The Paradox of Choice: Using Attention in Hierarchical Reinforcement Learning
Nica, Andrei, Khetarpal, Khimya, Precup, Doina
Decision-making AI agents are often faced with two important challenges: the depth of the planning horizon, and the branching factor due to having many choices. Hierarchical reinforcement learning methods aim to solve the first problem, by providing shortcuts that skip over multiple time steps. To cope with the breadth, it is desirable to restrict the agent's attention at each step to a reasonable number of possible choices. The concept of affordances (Gibson, 1977) suggests that only certain actions are feasible in certain states.
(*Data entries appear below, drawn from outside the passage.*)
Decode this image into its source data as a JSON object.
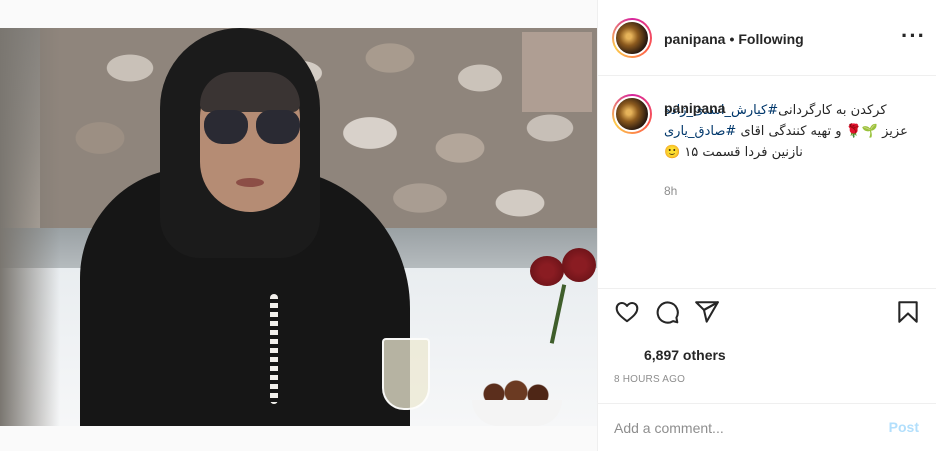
{
  "post": {
    "username": "panipana",
    "separator": "•",
    "follow_status": "Following",
    "more_icon": "ellipsis-icon"
  },
  "caption": {
    "username": "panipana",
    "line1_prefix": "کرکدن به کارگردانی",
    "tag1": "#کیارش_اسدی_زاده",
    "line2_mid": " عزیز 🌱🌹 و تهیه کنندگی اقای ",
    "tag2": "#صادق_یاری",
    "line3": " نازنین فردا قسمت ۱۵ 🙂",
    "relative_time": "8h"
  },
  "actions": {
    "like_icon": "heart-icon",
    "comment_icon": "comment-icon",
    "share_icon": "paper-plane-icon",
    "save_icon": "bookmark-icon"
  },
  "likes_text": "6,897 others",
  "posted_text": "8 HOURS AGO",
  "comment": {
    "placeholder": "Add a comment...",
    "post_label": "Post"
  },
  "colors": {
    "link": "#00376b",
    "post_disabled": "#b2dffc",
    "muted": "#8e8e8e",
    "border": "#efefef"
  }
}
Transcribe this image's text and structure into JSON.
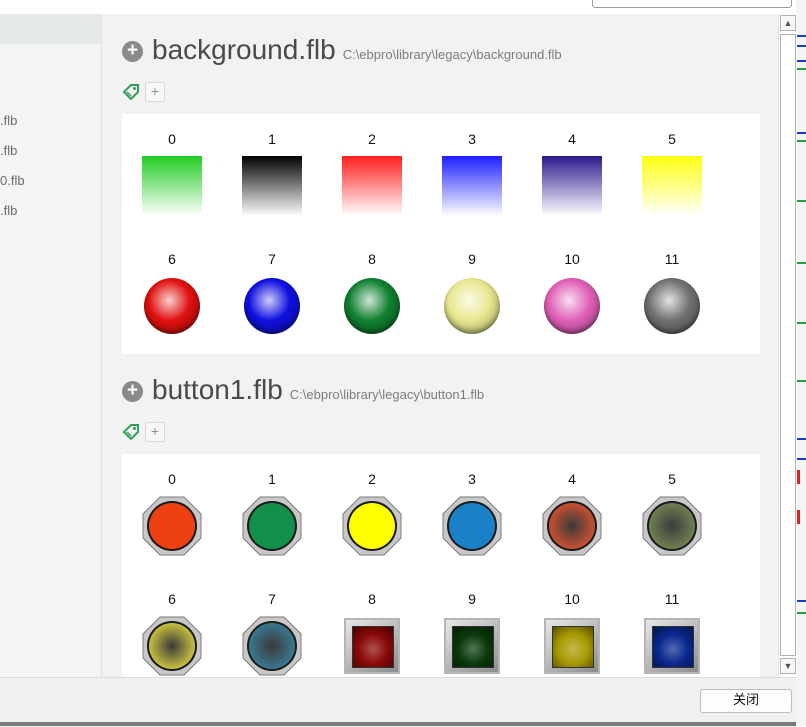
{
  "left_panel": {
    "items": [
      ".flb",
      ".flb",
      "0.flb",
      ".flb"
    ]
  },
  "libraries": [
    {
      "title": "background.flb",
      "path": "C:\\ebpro\\library\\legacy\\background.flb",
      "items": [
        {
          "label": "0",
          "kind": "gradient",
          "color": "#22cc22"
        },
        {
          "label": "1",
          "kind": "gradient",
          "color": "#000000"
        },
        {
          "label": "2",
          "kind": "gradient",
          "color": "#ff1e1e"
        },
        {
          "label": "3",
          "kind": "gradient",
          "color": "#1e1eff"
        },
        {
          "label": "4",
          "kind": "gradient",
          "color": "#2a1a8c"
        },
        {
          "label": "5",
          "kind": "gradient",
          "color": "#ffff10"
        },
        {
          "label": "6",
          "kind": "sphere",
          "color": "#e01010"
        },
        {
          "label": "7",
          "kind": "sphere",
          "color": "#1010e0"
        },
        {
          "label": "8",
          "kind": "sphere",
          "color": "#108030"
        },
        {
          "label": "9",
          "kind": "sphere",
          "color": "#e8e890"
        },
        {
          "label": "10",
          "kind": "sphere",
          "color": "#e060b8"
        },
        {
          "label": "11",
          "kind": "sphere",
          "color": "#707070"
        }
      ]
    },
    {
      "title": "button1.flb",
      "path": "C:\\ebpro\\library\\legacy\\button1.flb",
      "items": [
        {
          "label": "0",
          "kind": "octagon",
          "color": "#ee4010"
        },
        {
          "label": "1",
          "kind": "octagon",
          "color": "#109048"
        },
        {
          "label": "2",
          "kind": "octagon",
          "color": "#ffff00"
        },
        {
          "label": "3",
          "kind": "octagon",
          "color": "#1a80c8"
        },
        {
          "label": "4",
          "kind": "octagon-dark",
          "color": "#c85030"
        },
        {
          "label": "5",
          "kind": "octagon-dark",
          "color": "#708050"
        },
        {
          "label": "6",
          "kind": "octagon-dark",
          "color": "#c8c040"
        },
        {
          "label": "7",
          "kind": "octagon-dark",
          "color": "#3a7890"
        },
        {
          "label": "8",
          "kind": "square",
          "color": "#8a0808"
        },
        {
          "label": "9",
          "kind": "square",
          "color": "#0a3a0a"
        },
        {
          "label": "10",
          "kind": "square",
          "color": "#a89a00"
        },
        {
          "label": "11",
          "kind": "square",
          "color": "#0a2890"
        }
      ]
    }
  ],
  "footer": {
    "close_label": "关闭"
  },
  "colors": {
    "tag_icon": "#2fa05a",
    "content_bg": "#f2f2f2",
    "card_bg": "#ffffff"
  },
  "icons": {
    "expand": "plus-circle-icon",
    "tag": "tag-icon",
    "add": "plus-icon"
  }
}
In this work, we model "affordances" through an attention mechanism that limits the available choices of temporally extended options. We present an online, model-free algorithm to learn affordances that can be used to further learn subgoal options. We investigate the role of hard versus soft attention in training data collection, abstract value learning in long-horizon tasks, and handling a growing number of choices. We identify and empirically illustrate the settings in which the paradox of choice arises, i.e. when having fewer but more meaningful choices improves the learning speed and performance of a reinforcement learning agent.